Ayokunle was responding to the latest spurt of attacks by Boko Haram, a jihadist group that seeks to establish Sharia law in Nigeria.
Boko Haram conducted the Baga massacre in the northeastern Nigerian state of Borno in early January this year causing an unknown number of deaths, though estimates range from dozens to more than 2,000. In April 2013, more than 185 people were killed and more than 2,000 homes in Baga were destroyed as a result of fighting between the Nigerian military and Boko Haram.
Up to 2014, the group killed more than 5,000 civilians in attacks occurring mainly in northeast, northcentral and central Nigeria. Since 2009, Boko Haram has abducted more than 500 persons, including the kidnapping of 276 schoolgirls from Chibok in April 2014. An estimated 1.5 million have fled their homes because of threats and attacks.
“The situation is pathetic.” Ayokunle declared. “The main targets in all these attacks are the Christians first and any other person that opposes them. Any town they enter, after killing the Christians there, they go ahead to bring down all the churches there sparing the mosques. Major Christian cities such as Gwoza and Mubi among others have fallen to them. Christians in cities such as Michika and Baga are also on the run.”
The Nigerian Baptist leader said “the church is under siege of severe persecution.” Baptists have been directly affected. “No Christian church is standing anymore in Mubi where more than 2,000 Baptists fled the city through Cameroon when Boko Haram attacked.”
These Baptist Christians, he said, returned to Nigeria through another town called Yola in Adamawa State but never to their homes again. “They have become displaced and are now living in displaced people’s camps scampering for food, without decent accommodation and naked.”
Ayokunle said Baptist buildings, including the offices of the secretariat of Fellowship Baptist Conference of the NBC, was burned in Mubi, and the home of the conference president was vandalized.
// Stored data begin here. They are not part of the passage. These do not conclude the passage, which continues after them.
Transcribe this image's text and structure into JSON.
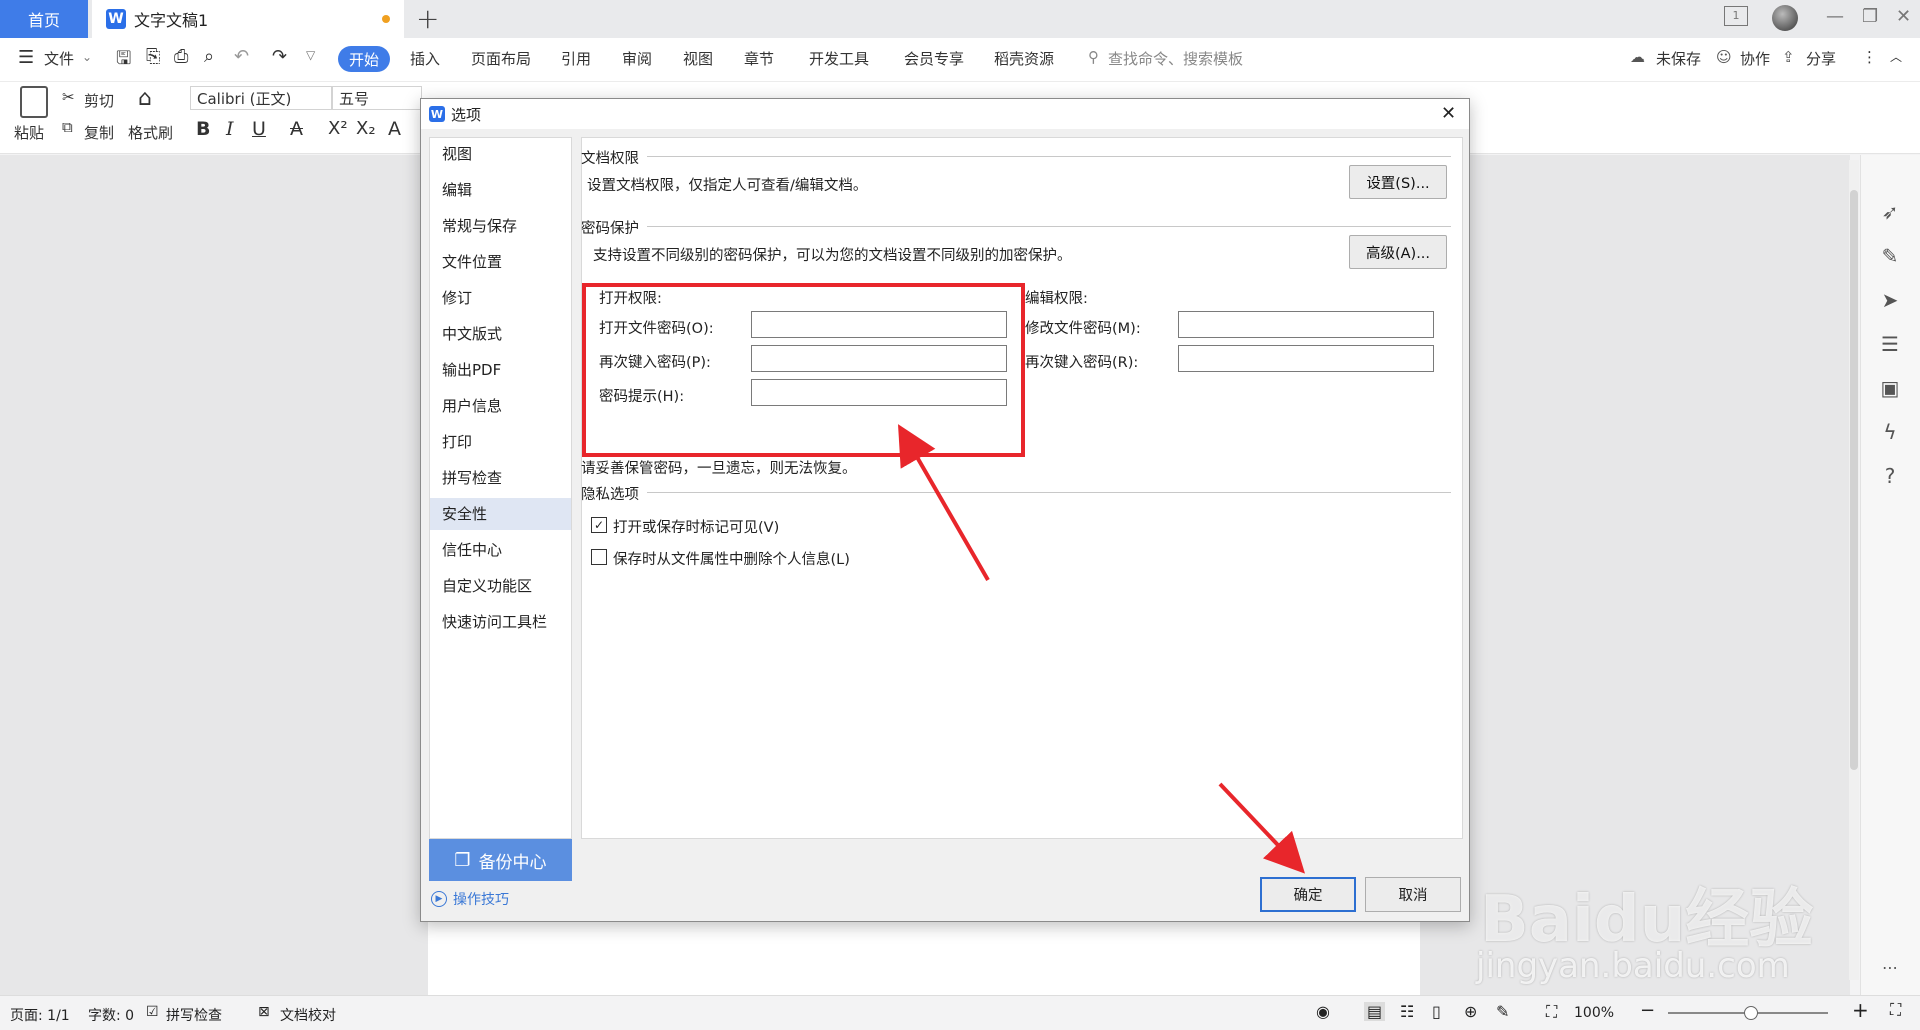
{
  "tabs": {
    "home": "首页",
    "doc": "文字文稿1",
    "new": "+"
  },
  "menu": {
    "file": "文件",
    "start": "开始",
    "items": [
      "插入",
      "页面布局",
      "引用",
      "审阅",
      "视图",
      "章节",
      "开发工具",
      "会员专享",
      "稻壳资源"
    ],
    "search_placeholder": "查找命令、搜索模板",
    "unsaved": "未保存",
    "collab": "协作",
    "share": "分享"
  },
  "ribbon": {
    "paste": "粘贴",
    "cut": "剪切",
    "copy": "复制",
    "format_painter": "格式刷",
    "font": "Calibri (正文)",
    "size": "五号"
  },
  "dialog": {
    "title": "选项",
    "nav": [
      "视图",
      "编辑",
      "常规与保存",
      "文件位置",
      "修订",
      "中文版式",
      "输出PDF",
      "用户信息",
      "打印",
      "拼写检查",
      "安全性",
      "信任中心",
      "自定义功能区",
      "快速访问工具栏"
    ],
    "nav_selected": "安全性",
    "backup": "备份中心",
    "tips": "操作技巧",
    "doc_perm": {
      "title": "文档权限",
      "desc": "设置文档权限，仅指定人可查看/编辑文档。",
      "button": "设置(S)..."
    },
    "pwd_protect": {
      "title": "密码保护",
      "desc": "支持设置不同级别的密码保护，可以为您的文档设置不同级别的加密保护。",
      "button": "高级(A)..."
    },
    "open_perm": {
      "title": "打开权限:",
      "open_pwd": "打开文件密码(O):",
      "reenter": "再次键入密码(P):",
      "hint": "密码提示(H):"
    },
    "edit_perm": {
      "title": "编辑权限:",
      "modify_pwd": "修改文件密码(M):",
      "reenter": "再次键入密码(R):"
    },
    "warning": "请妥善保管密码，一旦遗忘，则无法恢复。",
    "privacy": {
      "title": "隐私选项",
      "opt1": "打开或保存时标记可见(V)",
      "opt1_checked": true,
      "opt2": "保存时从文件属性中删除个人信息(L)",
      "opt2_checked": false
    },
    "ok": "确定",
    "cancel": "取消"
  },
  "status": {
    "page": "页面: 1/1",
    "words": "字数: 0",
    "spell": "拼写检查",
    "proof": "文档校对",
    "zoom": "100%"
  },
  "watermark": {
    "brand": "Baidu经验",
    "url": "jingyan.baidu.com"
  },
  "colors": {
    "accent": "#3f7ce8",
    "highlight_red": "#e8262b"
  }
}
The conference president and Baptist pastors have fled to the city of Jos in Plateau state, another region that has been attacked by Boko Haram. “Our Baptist High School in Mubi has been closed while our Baptist Pastors’ School in another neighboring town, Gombi, was indefinitely shut down.”
He expressed appreciation for the prayerful support of Baptists and other Christians and requested financial support to assist those who have been displaced by the terrorist attacks. “Continue to join us in prayer so that the gates of hell might not prevail against the Church of Christ in Nigeria.”